Watch this TedTalk/video/slideshow

Have you ever watched a single episode of a baking show walking away confident about whipping up a croquembouche without issue? You might have an idea of what it’s like. You might even be able to pull off a few of the steps. But you’re probably not going to end up with a perfect pastry tower. 

Even though you might walk away with a slightly stronger understanding after watching a TedTalk, it’s like learning how to bake a complicated French wedding cake from a single FoodNetwork episode. You loosely get what it is. But there’s no real education on how to implement it in real life.

TedTalks, YouTube videos, and slideshows can be great resources (when vetted) in addition to a customized implementation strategy. But they are not a supplement to learning from professionals who have created a system to find particular gaps in an organization and strategies to fill them.


Be Willing to Train

This piece of advice is usually given when it comes to new hires. Be willing to train diverse hires who have never had the opportunity to be in a position like this before. Be open-minded with who you hire. Maybe the diverse talent just needs a little training to “fit in” to the organization.

However, it’s not necessarily only the new employees that need training.

You need to be willing to train your entire team. Hire professionals who can help the organization see where there are gaps and train all your employees on how to fill them through organizational culture and better habits over time.
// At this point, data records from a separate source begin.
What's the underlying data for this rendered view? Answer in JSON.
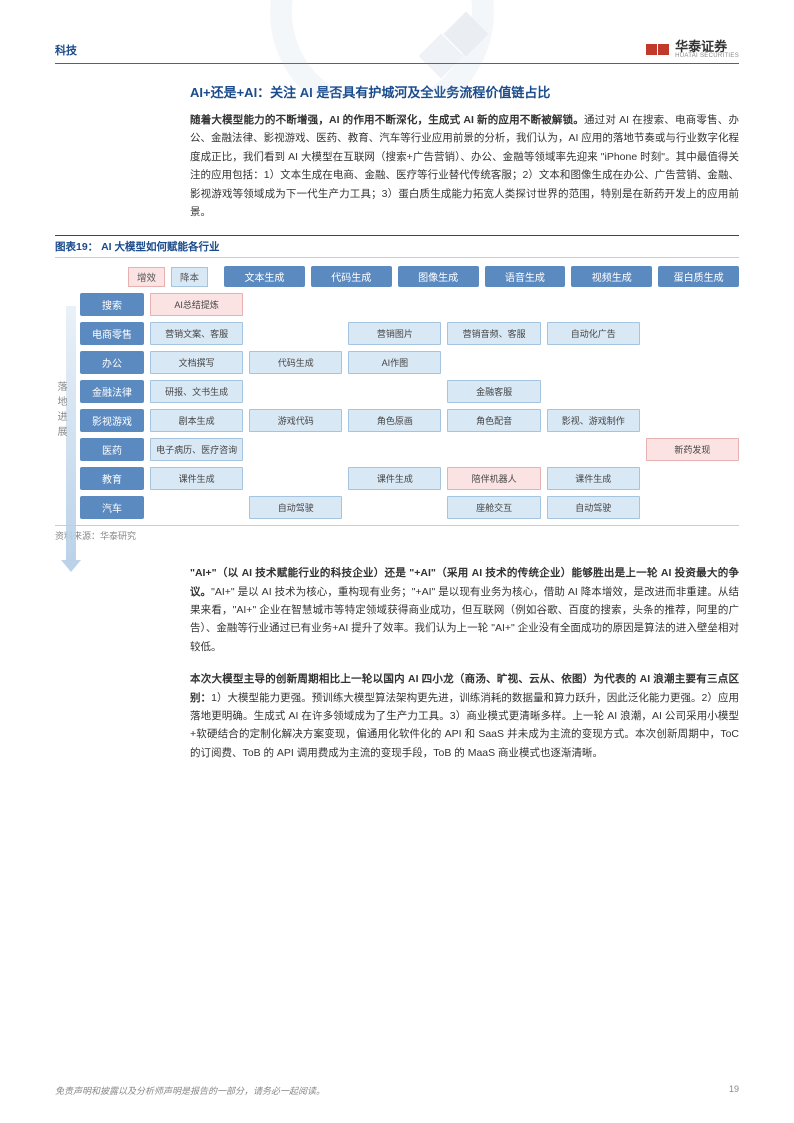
{
  "header": {
    "category": "科技",
    "logo_cn": "华泰证券",
    "logo_en": "HUATAI SECURITIES"
  },
  "section_title": "AI+还是+AI：关注 AI 是否具有护城河及全业务流程价值链占比",
  "para1_bold": "随着大模型能力的不断增强，AI 的作用不断深化，生成式 AI 新的应用不断被解锁。",
  "para1": "通过对 AI 在搜索、电商零售、办公、金融法律、影视游戏、医药、教育、汽车等行业应用前景的分析，我们认为，AI 应用的落地节奏或与行业数字化程度成正比，我们看到 AI 大模型在互联网（搜索+广告营销）、办公、金融等领域率先迎来 \"iPhone 时刻\"。其中最值得关注的应用包括：1）文本生成在电商、金融、医疗等行业替代传统客服；2）文本和图像生成在办公、广告营销、金融、影视游戏等领域成为下一代生产力工具；3）蛋白质生成能力拓宽人类探讨世界的范围，特别是在新药开发上的应用前景。",
  "figure": {
    "title": "图表19： AI 大模型如何赋能各行业",
    "legend_grow": "增效",
    "legend_cost": "降本",
    "side_label": "落地进展",
    "columns": [
      "文本生成",
      "代码生成",
      "图像生成",
      "语音生成",
      "视频生成",
      "蛋白质生成"
    ],
    "rows": [
      {
        "label": "搜索",
        "cells": [
          {
            "t": "AI总结提炼",
            "c": "pink"
          },
          {
            "t": "",
            "c": "empty"
          },
          {
            "t": "",
            "c": "empty"
          },
          {
            "t": "",
            "c": "empty"
          },
          {
            "t": "",
            "c": "empty"
          },
          {
            "t": "",
            "c": "empty"
          }
        ]
      },
      {
        "label": "电商零售",
        "cells": [
          {
            "t": "营销文案、客服",
            "c": "blue"
          },
          {
            "t": "",
            "c": "empty"
          },
          {
            "t": "营销图片",
            "c": "blue"
          },
          {
            "t": "营销音频、客服",
            "c": "blue"
          },
          {
            "t": "自动化广告",
            "c": "blue"
          },
          {
            "t": "",
            "c": "empty"
          }
        ]
      },
      {
        "label": "办公",
        "cells": [
          {
            "t": "文档撰写",
            "c": "blue"
          },
          {
            "t": "代码生成",
            "c": "blue"
          },
          {
            "t": "AI作图",
            "c": "blue"
          },
          {
            "t": "",
            "c": "empty"
          },
          {
            "t": "",
            "c": "empty"
          },
          {
            "t": "",
            "c": "empty"
          }
        ]
      },
      {
        "label": "金融法律",
        "cells": [
          {
            "t": "研报、文书生成",
            "c": "blue"
          },
          {
            "t": "",
            "c": "empty"
          },
          {
            "t": "",
            "c": "empty"
          },
          {
            "t": "金融客服",
            "c": "blue"
          },
          {
            "t": "",
            "c": "empty"
          },
          {
            "t": "",
            "c": "empty"
          }
        ]
      },
      {
        "label": "影视游戏",
        "cells": [
          {
            "t": "剧本生成",
            "c": "blue"
          },
          {
            "t": "游戏代码",
            "c": "blue"
          },
          {
            "t": "角色原画",
            "c": "blue"
          },
          {
            "t": "角色配音",
            "c": "blue"
          },
          {
            "t": "影视、游戏制作",
            "c": "blue"
          },
          {
            "t": "",
            "c": "empty"
          }
        ]
      },
      {
        "label": "医药",
        "cells": [
          {
            "t": "电子病历、医疗咨询",
            "c": "blue"
          },
          {
            "t": "",
            "c": "empty"
          },
          {
            "t": "",
            "c": "empty"
          },
          {
            "t": "",
            "c": "empty"
          },
          {
            "t": "",
            "c": "empty"
          },
          {
            "t": "新药发现",
            "c": "pink"
          }
        ]
      },
      {
        "label": "教育",
        "cells": [
          {
            "t": "课件生成",
            "c": "blue"
          },
          {
            "t": "",
            "c": "empty"
          },
          {
            "t": "课件生成",
            "c": "blue"
          },
          {
            "t": "陪伴机器人",
            "c": "pink"
          },
          {
            "t": "课件生成",
            "c": "blue"
          },
          {
            "t": "",
            "c": "empty"
          }
        ]
      },
      {
        "label": "汽车",
        "cells": [
          {
            "t": "",
            "c": "empty"
          },
          {
            "t": "自动驾驶",
            "c": "blue"
          },
          {
            "t": "",
            "c": "empty"
          },
          {
            "t": "座舱交互",
            "c": "blue"
          },
          {
            "t": "自动驾驶",
            "c": "blue"
          },
          {
            "t": "",
            "c": "empty"
          }
        ]
      }
    ],
    "source": "资料来源：华泰研究",
    "colors": {
      "header_blue": "#5b8ac0",
      "cell_pink_bg": "#fbe3e3",
      "cell_pink_border": "#e8b0b0",
      "cell_blue_bg": "#d9e8f5",
      "cell_blue_border": "#a5c4e0",
      "arrow_gradient_from": "rgba(183,208,232,0.3)",
      "arrow_gradient_to": "rgba(183,208,232,0.95)"
    }
  },
  "para2_bold": "\"AI+\"（以 AI 技术赋能行业的科技企业）还是 \"+AI\"（采用 AI 技术的传统企业）能够胜出是上一轮 AI 投资最大的争议。",
  "para2": "\"AI+\" 是以 AI 技术为核心，重构现有业务；\"+AI\" 是以现有业务为核心，借助 AI 降本增效，是改进而非重建。从结果来看，\"AI+\" 企业在智慧城市等特定领域获得商业成功，但互联网（例如谷歌、百度的搜索，头条的推荐，阿里的广告）、金融等行业通过已有业务+AI 提升了效率。我们认为上一轮 \"AI+\" 企业没有全面成功的原因是算法的进入壁垒相对较低。",
  "para3_bold": "本次大模型主导的创新周期相比上一轮以国内 AI 四小龙（商汤、旷视、云从、依图）为代表的 AI 浪潮主要有三点区别：",
  "para3": "1）大模型能力更强。预训练大模型算法架构更先进，训练消耗的数据量和算力跃升，因此泛化能力更强。2）应用落地更明确。生成式 AI 在许多领域成为了生产力工具。3）商业模式更清晰多样。上一轮 AI 浪潮，AI 公司采用小模型+软硬结合的定制化解决方案变现，偏通用化软件化的 API 和 SaaS 并未成为主流的变现方式。本次创新周期中，ToC 的订阅费、ToB 的 API 调用费成为主流的变现手段，ToB 的 MaaS 商业模式也逐渐清晰。",
  "footer": {
    "disclaimer": "免责声明和披露以及分析师声明是报告的一部分，请务必一起阅读。",
    "page": "19"
  }
}
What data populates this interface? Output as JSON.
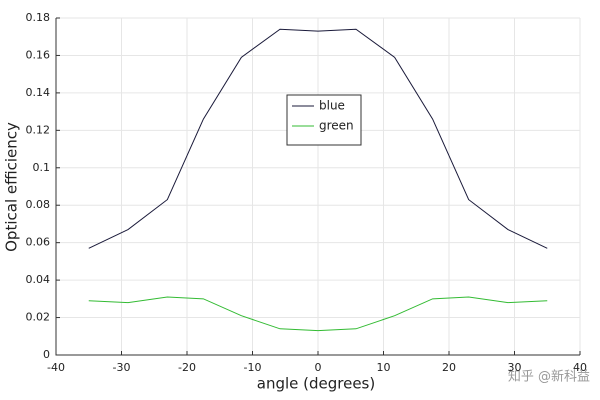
{
  "chart_data": {
    "type": "line",
    "xlabel": "angle (degrees)",
    "ylabel": "Optical efficiency",
    "x": [
      -35,
      -29,
      -23,
      -17.5,
      -11.7,
      -5.8,
      0,
      5.8,
      11.7,
      17.5,
      23,
      29,
      35
    ],
    "series": [
      {
        "name": "blue",
        "color": "#1a1a3a",
        "values": [
          0.057,
          0.067,
          0.083,
          0.126,
          0.159,
          0.174,
          0.173,
          0.174,
          0.159,
          0.126,
          0.083,
          0.067,
          0.057
        ]
      },
      {
        "name": "green",
        "color": "#33bb33",
        "values": [
          0.029,
          0.028,
          0.031,
          0.03,
          0.021,
          0.014,
          0.013,
          0.014,
          0.021,
          0.03,
          0.031,
          0.028,
          0.029
        ]
      }
    ],
    "xlim": [
      -40,
      40
    ],
    "xticks": [
      -40,
      -30,
      -20,
      -10,
      0,
      10,
      20,
      30,
      40
    ],
    "ylim": [
      0,
      0.18
    ],
    "yticks": [
      0,
      0.02,
      0.04,
      0.06,
      0.08,
      0.1,
      0.12,
      0.14,
      0.16,
      0.18
    ],
    "grid": true,
    "legend": "center"
  },
  "watermark": "知乎 @新科益"
}
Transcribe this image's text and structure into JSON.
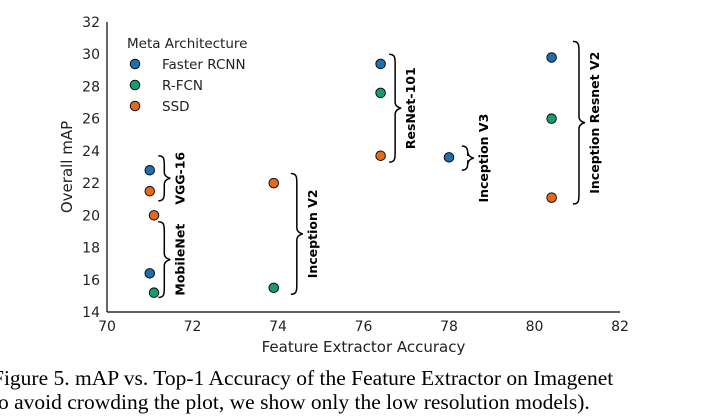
{
  "chart_data": {
    "type": "scatter",
    "xlabel": "Feature Extractor Accuracy",
    "ylabel": "Overall mAP",
    "xlim": [
      70,
      82
    ],
    "ylim": [
      14,
      32
    ],
    "x_ticks": [
      70,
      72,
      74,
      76,
      78,
      80,
      82
    ],
    "y_ticks": [
      14,
      16,
      18,
      20,
      22,
      24,
      26,
      28,
      30,
      32
    ],
    "grid": false,
    "legend": {
      "title": "Meta Architecture",
      "position": "top-left"
    },
    "series": [
      {
        "name": "Faster RCNN",
        "color": "#1f6fad",
        "points": [
          {
            "x": 71.0,
            "y": 22.8
          },
          {
            "x": 71.0,
            "y": 16.4
          },
          {
            "x": 76.4,
            "y": 29.4
          },
          {
            "x": 78.0,
            "y": 23.6
          },
          {
            "x": 80.4,
            "y": 29.8
          }
        ]
      },
      {
        "name": "R-FCN",
        "color": "#1a9a73",
        "points": [
          {
            "x": 71.1,
            "y": 15.2
          },
          {
            "x": 73.9,
            "y": 15.5
          },
          {
            "x": 76.4,
            "y": 27.6
          },
          {
            "x": 80.4,
            "y": 26.0
          }
        ]
      },
      {
        "name": "SSD",
        "color": "#e06b1c",
        "points": [
          {
            "x": 71.0,
            "y": 21.5
          },
          {
            "x": 71.1,
            "y": 20.0
          },
          {
            "x": 73.9,
            "y": 22.0
          },
          {
            "x": 76.4,
            "y": 23.7
          },
          {
            "x": 80.4,
            "y": 21.1
          }
        ]
      }
    ],
    "annotations": [
      {
        "label": "VGG-16",
        "x": 71.2,
        "y_range": [
          20.9,
          23.7
        ]
      },
      {
        "label": "MobileNet",
        "x": 71.2,
        "y_range": [
          14.9,
          19.6
        ]
      },
      {
        "label": "Inception V2",
        "x": 74.3,
        "y_range": [
          15.1,
          22.6
        ]
      },
      {
        "label": "ResNet-101",
        "x": 76.6,
        "y_range": [
          23.3,
          30.0
        ]
      },
      {
        "label": "Inception V3",
        "x": 78.3,
        "y_range": [
          22.8,
          24.3
        ]
      },
      {
        "label": "Inception Resnet V2",
        "x": 80.9,
        "y_range": [
          20.7,
          30.8
        ]
      }
    ]
  },
  "caption": {
    "line1": "Figure 5.  mAP vs. Top-1 Accuracy of the Feature Extractor on Imagenet",
    "line2": "to avoid crowding the plot, we show only the low resolution models)."
  }
}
The training that’s needed to make actual change is bigger than assimilating new employees. In fact, all that encourages is for those new employees to show up masking how they believe they want to be seen. Training an entire organization encourages new employees to drop the masking habit and show up as they are, allowing them to work happier, better, and stronger.

Culture Isn’t Found on a Pinterest Board

As tempting as it is to save time and money by cutting and pasting together a DIY DEI strategy, it’s safe to say that it can potentially do more long-term harm than good.

If you have ever had the pleasure of DIYing nearly anything (wedding decorations, wreaths, home improvements) you have probably found that after you’re done, you have actually spent more money on supplies and more time troubleshooting than you could have by paying a professional.

DEI isn’t a Pinterest board. It’s a piece of culture in an organization. Don’t make the mistake of throwing more time and money down the drain troubleshooting people’s careers. Get it done the right way with the help of professional hands.